Dog sport team hosts international event

A canine athlete hurls over the final hurdle towards an awaiting tennis ball. Morinville’s Synergetic Surge Flyball Team hosted Alberta’s first United Flyball League International (UFLI) tournament July 31 and Aug.1, bringing in more than 200 canine athletes from around North America. – Stephen Dafoe Photo

By Stephen Dafoe

Morinville – When it comes to hockey games, there have been some real dogs played in the Ray McDonald Sports Centre. But with the ice out for other off-season activities, the local arena offered a venue for some real dogs last weekend, and extremely talented ones at that.

Morinville’s Synergetic Surge Flyball Team hosted Alberta’s first United Flyball League International (UFLI) tournament July 31 and Aug.1, bringing in more than 200 canine athletes from around North America, including the internationally-known Touch N Go team from Las Vegas, Nevada.

Flyball, which has been referred to as drag racing for dogs, is a dog sport with four dogs to a team.
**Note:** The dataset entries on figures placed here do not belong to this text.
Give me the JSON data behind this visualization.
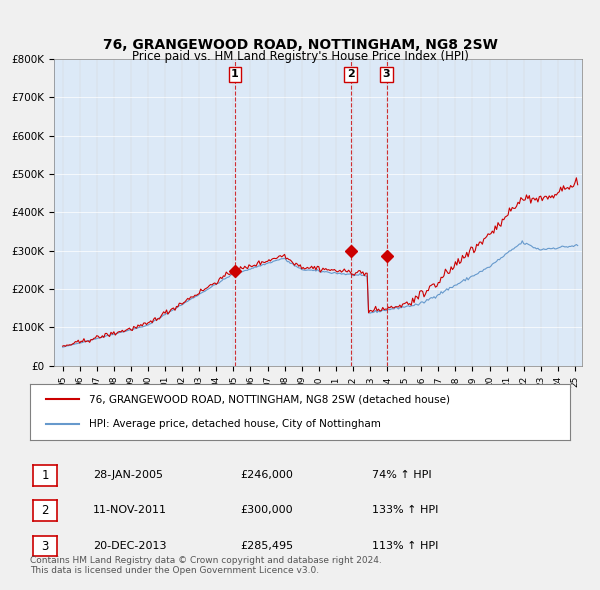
{
  "title": "76, GRANGEWOOD ROAD, NOTTINGHAM, NG8 2SW",
  "subtitle": "Price paid vs. HM Land Registry's House Price Index (HPI)",
  "bg_color": "#dce9f7",
  "plot_bg_color": "#dce9f7",
  "red_line_color": "#cc0000",
  "blue_line_color": "#6699cc",
  "sale_marker_color": "#cc0000",
  "dashed_line_color": "#cc0000",
  "sales": [
    {
      "date": "2005-01-28",
      "price": 246000,
      "label": "1"
    },
    {
      "date": "2011-11-11",
      "price": 300000,
      "label": "2"
    },
    {
      "date": "2013-12-20",
      "price": 285495,
      "label": "3"
    }
  ],
  "legend_items": [
    {
      "label": "76, GRANGEWOOD ROAD, NOTTINGHAM, NG8 2SW (detached house)",
      "color": "#cc0000"
    },
    {
      "label": "HPI: Average price, detached house, City of Nottingham",
      "color": "#6699cc"
    }
  ],
  "table_rows": [
    {
      "num": "1",
      "date": "28-JAN-2005",
      "price": "£246,000",
      "hpi": "74% ↑ HPI"
    },
    {
      "num": "2",
      "date": "11-NOV-2011",
      "price": "£300,000",
      "hpi": "133% ↑ HPI"
    },
    {
      "num": "3",
      "date": "20-DEC-2013",
      "price": "£285,495",
      "hpi": "113% ↑ HPI"
    }
  ],
  "footer": "Contains HM Land Registry data © Crown copyright and database right 2024.\nThis data is licensed under the Open Government Licence v3.0.",
  "ylim": [
    0,
    800000
  ],
  "yticks": [
    0,
    100000,
    200000,
    300000,
    400000,
    500000,
    600000,
    700000,
    800000
  ],
  "ytick_labels": [
    "£0",
    "£100K",
    "£200K",
    "£300K",
    "£400K",
    "£500K",
    "£600K",
    "£700K",
    "£800K"
  ]
}
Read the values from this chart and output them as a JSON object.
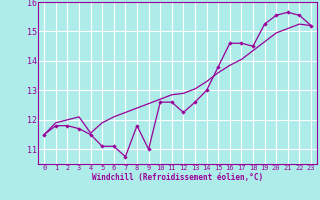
{
  "xlabel": "Windchill (Refroidissement éolien,°C)",
  "background_color": "#aeecea",
  "grid_color": "#ffffff",
  "line_color": "#990099",
  "x_data": [
    0,
    1,
    2,
    3,
    4,
    5,
    6,
    7,
    8,
    9,
    10,
    11,
    12,
    13,
    14,
    15,
    16,
    17,
    18,
    19,
    20,
    21,
    22,
    23
  ],
  "y1_data": [
    11.5,
    11.8,
    11.8,
    11.7,
    11.5,
    11.1,
    11.1,
    10.75,
    11.8,
    11.0,
    12.6,
    12.6,
    12.25,
    12.6,
    13.0,
    13.8,
    14.6,
    14.6,
    14.5,
    15.25,
    15.55,
    15.65,
    15.55,
    15.2
  ],
  "y2_data": [
    11.5,
    11.9,
    12.0,
    12.1,
    11.55,
    11.9,
    12.1,
    12.25,
    12.4,
    12.55,
    12.7,
    12.85,
    12.9,
    13.05,
    13.3,
    13.6,
    13.85,
    14.05,
    14.35,
    14.65,
    14.95,
    15.1,
    15.25,
    15.2
  ],
  "xlim": [
    -0.5,
    23.5
  ],
  "ylim": [
    10.5,
    16.0
  ],
  "yticks": [
    11,
    12,
    13,
    14,
    15,
    16
  ],
  "xticks": [
    0,
    1,
    2,
    3,
    4,
    5,
    6,
    7,
    8,
    9,
    10,
    11,
    12,
    13,
    14,
    15,
    16,
    17,
    18,
    19,
    20,
    21,
    22,
    23
  ]
}
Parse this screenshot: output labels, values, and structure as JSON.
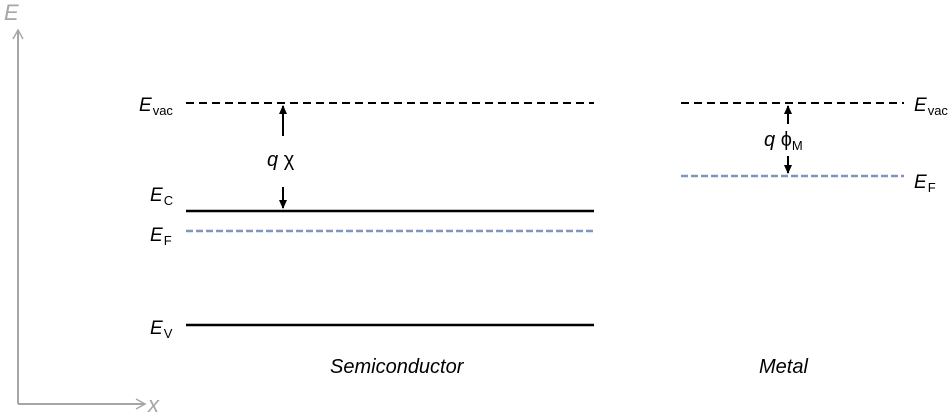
{
  "axes": {
    "y_label": "E",
    "x_label": "x"
  },
  "semiconductor": {
    "caption": "Semiconductor",
    "levels": {
      "vac": {
        "main": "E",
        "sub": "vac"
      },
      "c": {
        "main": "E",
        "sub": "C"
      },
      "f": {
        "main": "E",
        "sub": "F"
      },
      "v": {
        "main": "E",
        "sub": "V"
      }
    },
    "gap_label": {
      "q": "q",
      "symbol": "χ"
    }
  },
  "metal": {
    "caption": "Metal",
    "levels": {
      "vac": {
        "main": "E",
        "sub": "vac"
      },
      "f": {
        "main": "E",
        "sub": "F"
      }
    },
    "gap_label": {
      "q": "q",
      "symbol": "ϕ",
      "sub": "M"
    }
  },
  "colors": {
    "axis": "#a6a6a6",
    "fermi": "#7f97bf",
    "line": "#000000"
  }
}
Each dog shoots down a lane, jumping over four hurdles before grabbing a tennis ball from a box. The dogs then reverse course and take the ball to the starting position.

“The combined time is of each dog going over the jumps, getting their ball, coming back,” Said Candice Malvan, a member of the Synergetic Surge Team. “It’s very technical – all about timing. The dogs really enjoy it and so do the handlers.”

Malvan explained there are two primary flyball associations in North America – The North American Flyball Association and United Flyball League International.

“UFLI is actually a different organization that has never been ran in Alberta,” Malvan said. “So this is the first ever UFLI event. Because of that, Touch N Go, who are currently the world record holders of being the fastest team in the world, have come up to support us.”

The Las Vegas-based team provided a strong showing in Morinville, bringing approximately 45 dogs and 14 handlers. The team set a flyball relay record of 14.864 seconds in April of this year at an American tournament, and witnesses at the Morinville event said the team performed under the magic 15 second mark at the Morinville event.

But while the speed and thrill of the sport can be addictive to participate in and to watch, Malvan said other factors help to make the dog sport enjoyable for a wide variety of dogs and people.

“It’s good to have a team so you can go and hang out with your friends,” she said. “Dogs really enjoy it. It’s a great sport in the fact that you can be as competitive as you want – so you can be running against the world record holders. We have dogs running less than four seconds, but you can also have your regular family pet dogs that can come out and play as well. So it’s just a sport that everyone can enjoy, whether it’s being competitive or just for fun.”